Author

Nathan Dinh

Date of Award

2020

Document Type

Thesis

Degree Name

Bachelor of Science

Department

Chemistry

First Advisor

Dr. Ryan Coppage

Abstract

Metallic nanoparticles, including gold and silver, have been used in wide-ranging applications due to their versatile characteristics. These include catalysis, biosensing, imaging, cancer treatments, and art. Due to the phenomenon called surface plasmon resonance, metallic particles change optical properties when sized in the nanoscale based on their composition, shape, diameters, or aspect ratios. In study, these robust nanoparticle systems are applied as an alternative to traditional bulk metal colorants in ceramic glazes.

In this study, the research goals are two-fold: to understand firing mechanism on the gold nanoparticle size and to develop these processes for wider use by regular artisans.
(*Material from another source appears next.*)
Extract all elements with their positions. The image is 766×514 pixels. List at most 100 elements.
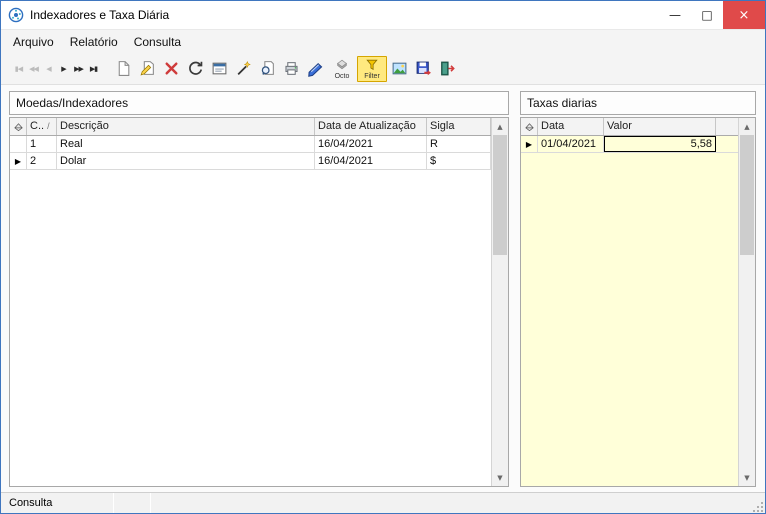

In the prior study conducted by Lambertson et al., they found that the average diameters of gold nanoparticles changed from their starting sizes after firing in both reductive and oxidative kilns – two kilns commonly used in art facilities. This effect of firing a range of nanoparticle sizes was not understood, so a multi-size nanoparticle analysis was used to understand how these kilns affect nanoparticle sizes. By elucidating these mechanisms, these processes can be fine-tuned to augment the implementation of nanoparticles as colorants.